FairLend

Comparison of model accuracy between 2 profiles

Inspiration

In our Data Science: Ethics and Privacy class, we kept coming back to one question that nobody had a satisfying answer to — what does algorithmic bias actually look like in the real world, and what could be done about it? We studied the theory, read the papers, understood the math. But the practical gap — between knowing bias exists in credit models and having a tool that a non-technical person could use to detect and fix it — stuck with us. When Scarlet Hacks came around, the whole team arrived with the same thing on their minds. No debate about what to build. Everyone wanted to take that classroom question and turn it into something real. Algorithmic bias in credit scoring isn't a hypothetical problem set — it determines who gets a home, who gets a business loan, who gets a shot. We'd spent a semester learning why that was broken. We had 48 hours to build something that helped fix it.

What it does

FairLend analyzes real mortgage data and surfaces what's actually happening inside a credit model — which applicants are being treated differently, which features are driving that gap, and whether those features are legally protected characteristics. A bank officer who just denied someone's application can run it through our simulator in seconds, see exactly where the bias is coming from, and generate a full compliance report in one click. What used to take a $50,000 consultant three weeks now takes ten seconds.

How we built it

We started with real data — 228,052 mortgage applications from the 2024 Home Mortgage Disclosure Act dataset, the same dataset federal regulators use to identify discriminatory lending. That choice was deliberate. If we were going to make a claim about bias, it had to come from data a CFPB examiner would recognize, not something we manufactured. The ML backbone is an XGBoost classifier, optimized using GridSearchCV across 16 hyperparameter combinations with 3-fold cross-validation — 48 total model fits to find the best performing configuration. That rigor mattered because we needed to show judges a competent model with a bias problem, not a broken model with an obvious flaw. The model hit 85.6% accuracy on a held-out 20% test set. Clean, credible, and still deeply biased. For bias measurement we used Fairlearn — demographic parity difference, equalized odds difference, and MetricFrame breakdowns by racial group. These are the exact metrics CFPB examiners use in fair lending examinations, which meant our outputs spoke the regulator's language directly rather than requiring translation. The backend is FastAPI running on Python 3.12. The model trains once on startup via a lifespan context manager, caches in memory, and serves four endpoints — bias metrics, feature importance, applicant prediction, and audit report generation. For the AI compliance report we used Groq's free tier running Llama 3.3 70B, structured with prompt engineering to output a formal five-section compliance letter that reads like a senior fair lending officer wrote it. The frontend is React 18 with Vite — no UI framework, custom CSS throughout, custom bar chart components we built ourselves without a chart library. Three tabs, fully responsive, built to work cleanly on a projected demo screen under hackathon lighting. The whole stack — data pipeline, model training, bias measurement, API, AI report generation, and frontend — was built and integrated in under 48 hours.

Challenges we ran into

The hardest part wasn't the model — it was making the output trustworthy. Getting Claude to generate audit reports that cited specific regulations accurately, without sounding vague or hallucinating legal details, took far more prompt iteration than we expected. We also hit a painful dependency conflict between Fairlearn and scikit-learn in the middle of the night that cost us hours we didn't have. And honestly, the biggest challenge was restraint — every time we added another chart or metric, we had to remind ourselves that our user is a compliance officer, not a data scientist. Stripping things back to what actually matters was harder than building them.
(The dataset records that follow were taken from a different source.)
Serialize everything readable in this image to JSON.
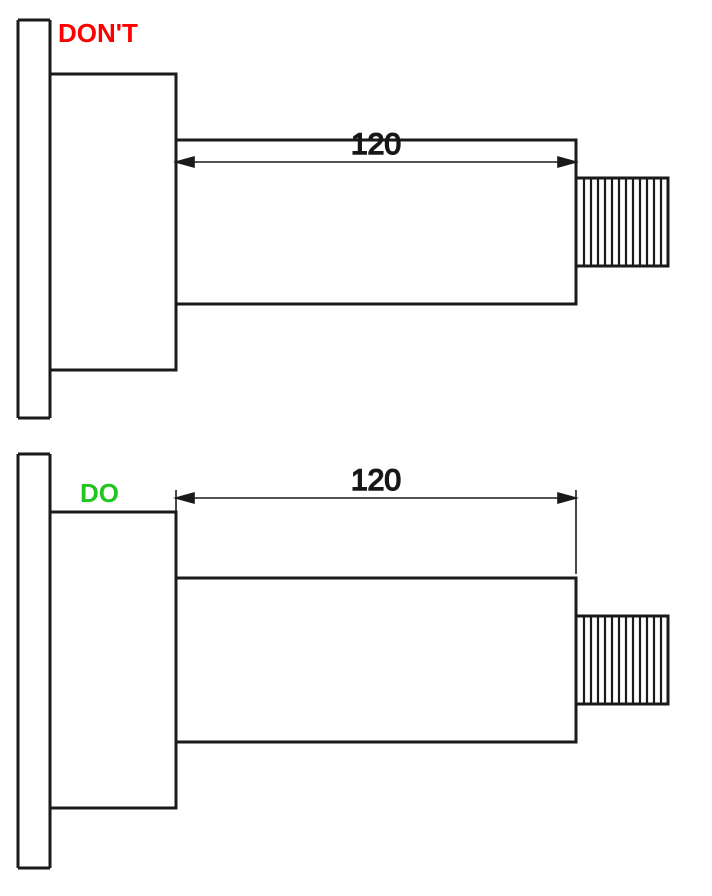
{
  "figure": {
    "dont_label": "DON'T",
    "do_label": "DO",
    "dimension_top": "120",
    "dimension_bottom": "120"
  },
  "drawing": {
    "stroke_main": "#1a1a1a",
    "stroke_thin": "#1a1a1a",
    "thread_lines": 12
  }
}
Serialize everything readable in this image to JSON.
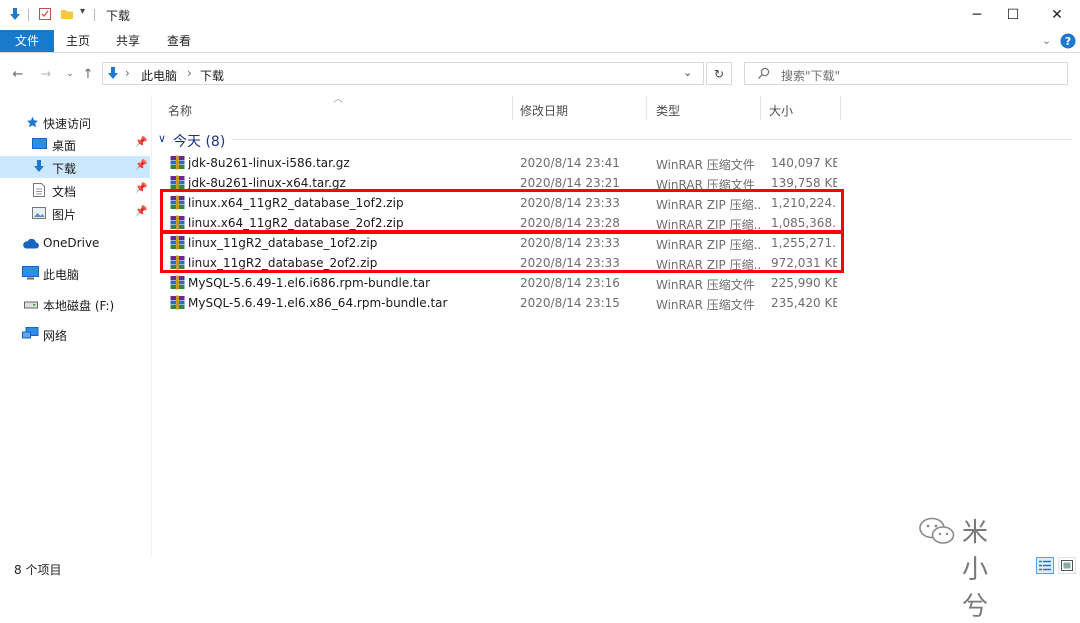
{
  "window": {
    "title": "下载",
    "controls": {
      "minimize": "─",
      "maximize": "☐",
      "close": "✕"
    }
  },
  "ribbon": {
    "tabs": [
      {
        "label": "文件",
        "active": true
      },
      {
        "label": "主页"
      },
      {
        "label": "共享"
      },
      {
        "label": "查看"
      }
    ],
    "accent": "#1979ca"
  },
  "address": {
    "breadcrumb": [
      "此电脑",
      "下载"
    ],
    "separator": "›",
    "search_placeholder": "搜索\"下载\""
  },
  "nav_pane": {
    "items": [
      {
        "label": "快速访问",
        "icon": "star-icon"
      },
      {
        "label": "桌面",
        "icon": "desktop-icon",
        "pinned": true
      },
      {
        "label": "下载",
        "icon": "download-icon",
        "pinned": true,
        "selected": true
      },
      {
        "label": "文档",
        "icon": "document-icon",
        "pinned": true
      },
      {
        "label": "图片",
        "icon": "pictures-icon",
        "pinned": true
      },
      {
        "label": "OneDrive",
        "icon": "cloud-icon"
      },
      {
        "label": "此电脑",
        "icon": "computer-icon"
      },
      {
        "label": "本地磁盘 (F:)",
        "icon": "drive-icon"
      },
      {
        "label": "网络",
        "icon": "network-icon"
      }
    ]
  },
  "columns": {
    "name": "名称",
    "date": "修改日期",
    "type": "类型",
    "size": "大小"
  },
  "group": {
    "label": "今天 (8)"
  },
  "files": [
    {
      "name": "jdk-8u261-linux-i586.tar.gz",
      "date": "2020/8/14 23:41",
      "type": "WinRAR 压缩文件",
      "size": "140,097 KB"
    },
    {
      "name": "jdk-8u261-linux-x64.tar.gz",
      "date": "2020/8/14 23:21",
      "type": "WinRAR 压缩文件",
      "size": "139,758 KB"
    },
    {
      "name": "linux.x64_11gR2_database_1of2.zip",
      "date": "2020/8/14 23:33",
      "type": "WinRAR ZIP 压缩...",
      "size": "1,210,224..."
    },
    {
      "name": "linux.x64_11gR2_database_2of2.zip",
      "date": "2020/8/14 23:28",
      "type": "WinRAR ZIP 压缩...",
      "size": "1,085,368..."
    },
    {
      "name": "linux_11gR2_database_1of2.zip",
      "date": "2020/8/14 23:33",
      "type": "WinRAR ZIP 压缩...",
      "size": "1,255,271..."
    },
    {
      "name": "linux_11gR2_database_2of2.zip",
      "date": "2020/8/14 23:33",
      "type": "WinRAR ZIP 压缩...",
      "size": "972,031 KB"
    },
    {
      "name": "MySQL-5.6.49-1.el6.i686.rpm-bundle.tar",
      "date": "2020/8/14 23:16",
      "type": "WinRAR 压缩文件",
      "size": "225,990 KB"
    },
    {
      "name": "MySQL-5.6.49-1.el6.x86_64.rpm-bundle.tar",
      "date": "2020/8/14 23:15",
      "type": "WinRAR 压缩文件",
      "size": "235,420 KB"
    }
  ],
  "status": {
    "count": "8 个项目"
  },
  "watermark": "米小兮",
  "highlight_color": "#ff0000"
}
Accomplishments that we're proud of

We built something that doesn't exist yet for the people who need it most. The audit report — one click, ten seconds, regulatory language a lawyer can read — is the thing we're most proud of because it's not a demo feature, it's a real product. We're also proud that our tool distinguishes actual bias from noise, something most fairness tools don't do well. When the gender analysis came back low-risk, that wasn't a failure — that was the system working exactly as it should. Credibility comes from knowing when to raise the alarm and when not to.

What we learned

Fairness isn't the opposite of accuracy — it's a tradeoff with a sweet spot. You can close the majority of a model's bias while barely touching its predictive performance, if you're precise about which features you address. That's not intuitive when you first approach this problem, and visualizing that curve changed how we thought about the entire product. We also learned that the technical problem is only half the problem. The other half is communication — translating model outputs into something a non-technical decision-maker can act on in under thirty seconds. That translation layer is where the real value lives.

What's next for FairLend

The immediate next step is real integration — connecting directly to existing loan origination systems via API so bias auditing happens automatically at the point of decision, not as an afterthought. We want to expand beyond mortgage data to auto loans, small business lending, and credit cards, where the same patterns exist and the same regulatory pressure is building. Longer term, FairLend becomes a continuous monitoring layer — not a one-time audit but a live signal that flags when a model's bias metrics drift over time. The EU AI Act requires exactly this kind of ongoing documentation. We want to be the tool that makes compliance not just possible, but automatic.